What is the difference between Mean Absolute Deviation and Median Absolute Deviation?+
Mean Absolute Deviation uses the mean as the centre: Σ|xi−x̄|/n. Median Absolute Deviation uses the median as centre and then takes the median of deviations. The median-based version is more robust because it is resistant to outliers in both the centre measure and the deviation step.
Can MAD be zero?+
Yes. If more than half the values in the dataset are identical, the median of |xi − M| will be zero. This happens with heavily repeated values (e.g., ordinal ratings). Zero MAD signals no spread around the median in that dataset and makes outlier detection unreliable.
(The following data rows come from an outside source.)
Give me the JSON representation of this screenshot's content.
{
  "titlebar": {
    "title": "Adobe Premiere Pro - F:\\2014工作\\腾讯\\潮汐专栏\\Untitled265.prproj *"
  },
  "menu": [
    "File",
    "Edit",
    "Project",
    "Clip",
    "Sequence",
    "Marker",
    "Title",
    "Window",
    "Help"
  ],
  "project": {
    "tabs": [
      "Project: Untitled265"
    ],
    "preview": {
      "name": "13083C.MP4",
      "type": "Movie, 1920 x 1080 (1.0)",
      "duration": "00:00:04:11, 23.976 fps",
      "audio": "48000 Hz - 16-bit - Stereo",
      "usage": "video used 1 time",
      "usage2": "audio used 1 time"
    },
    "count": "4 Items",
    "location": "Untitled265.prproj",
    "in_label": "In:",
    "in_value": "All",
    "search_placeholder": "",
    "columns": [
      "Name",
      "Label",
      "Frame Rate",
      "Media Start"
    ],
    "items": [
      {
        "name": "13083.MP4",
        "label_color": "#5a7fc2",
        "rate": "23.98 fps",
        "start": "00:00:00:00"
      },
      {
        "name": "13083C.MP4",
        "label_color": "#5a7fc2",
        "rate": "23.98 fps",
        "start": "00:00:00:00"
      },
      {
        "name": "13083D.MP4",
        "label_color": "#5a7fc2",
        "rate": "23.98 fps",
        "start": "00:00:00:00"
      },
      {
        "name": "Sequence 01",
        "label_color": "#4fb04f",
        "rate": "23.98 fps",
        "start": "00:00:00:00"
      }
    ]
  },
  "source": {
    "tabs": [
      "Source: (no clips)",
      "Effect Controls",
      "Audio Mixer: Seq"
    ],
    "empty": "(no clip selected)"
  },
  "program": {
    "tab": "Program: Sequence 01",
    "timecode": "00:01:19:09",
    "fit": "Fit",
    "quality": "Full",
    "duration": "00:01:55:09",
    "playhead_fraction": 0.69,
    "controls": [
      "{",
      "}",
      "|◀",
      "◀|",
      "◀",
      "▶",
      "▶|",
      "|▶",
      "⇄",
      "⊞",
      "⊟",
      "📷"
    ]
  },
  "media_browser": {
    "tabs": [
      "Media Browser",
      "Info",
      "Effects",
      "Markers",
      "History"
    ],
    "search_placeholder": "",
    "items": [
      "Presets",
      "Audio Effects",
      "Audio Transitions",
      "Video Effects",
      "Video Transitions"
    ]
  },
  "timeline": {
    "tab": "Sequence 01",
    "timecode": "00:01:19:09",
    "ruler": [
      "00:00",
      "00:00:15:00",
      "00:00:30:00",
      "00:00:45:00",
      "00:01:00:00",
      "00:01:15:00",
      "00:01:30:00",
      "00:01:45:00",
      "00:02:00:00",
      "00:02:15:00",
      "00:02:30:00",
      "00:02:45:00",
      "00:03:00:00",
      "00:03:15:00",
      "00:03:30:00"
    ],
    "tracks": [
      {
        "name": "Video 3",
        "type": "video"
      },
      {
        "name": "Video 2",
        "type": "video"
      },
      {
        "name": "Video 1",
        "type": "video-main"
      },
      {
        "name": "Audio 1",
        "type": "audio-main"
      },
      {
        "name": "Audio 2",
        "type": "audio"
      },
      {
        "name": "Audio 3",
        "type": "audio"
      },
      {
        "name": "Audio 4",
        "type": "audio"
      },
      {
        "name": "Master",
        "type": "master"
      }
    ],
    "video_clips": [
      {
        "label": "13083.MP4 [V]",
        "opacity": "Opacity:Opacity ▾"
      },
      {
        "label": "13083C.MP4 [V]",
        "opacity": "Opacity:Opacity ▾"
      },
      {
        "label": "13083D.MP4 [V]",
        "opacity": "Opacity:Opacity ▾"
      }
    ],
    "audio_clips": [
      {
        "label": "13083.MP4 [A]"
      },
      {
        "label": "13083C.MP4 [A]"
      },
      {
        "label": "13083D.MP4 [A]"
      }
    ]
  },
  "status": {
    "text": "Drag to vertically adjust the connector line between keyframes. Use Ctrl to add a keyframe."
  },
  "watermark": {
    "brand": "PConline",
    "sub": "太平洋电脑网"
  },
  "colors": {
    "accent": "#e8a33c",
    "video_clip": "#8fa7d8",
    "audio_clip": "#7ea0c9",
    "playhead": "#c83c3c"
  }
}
Is MAD resistant to outliers?+
Yes. MAD has a breakdown point of 50%, meaning up to half the data can be contaminated by extreme values before MAD becomes unreliable. By contrast, the mean and SD have a breakdown point of 0% — a single extreme value can arbitrarily distort them.
When should I use MAD instead of standard deviation?+
Use MAD when: your data has outliers or is heavily skewed; you are working with small samples where one extreme value matters a lot; your data is ordinal; or you need a robust measure for anomaly detection. Standard deviation is preferred for symmetric, well-behaved distributions where its mathematical properties are important.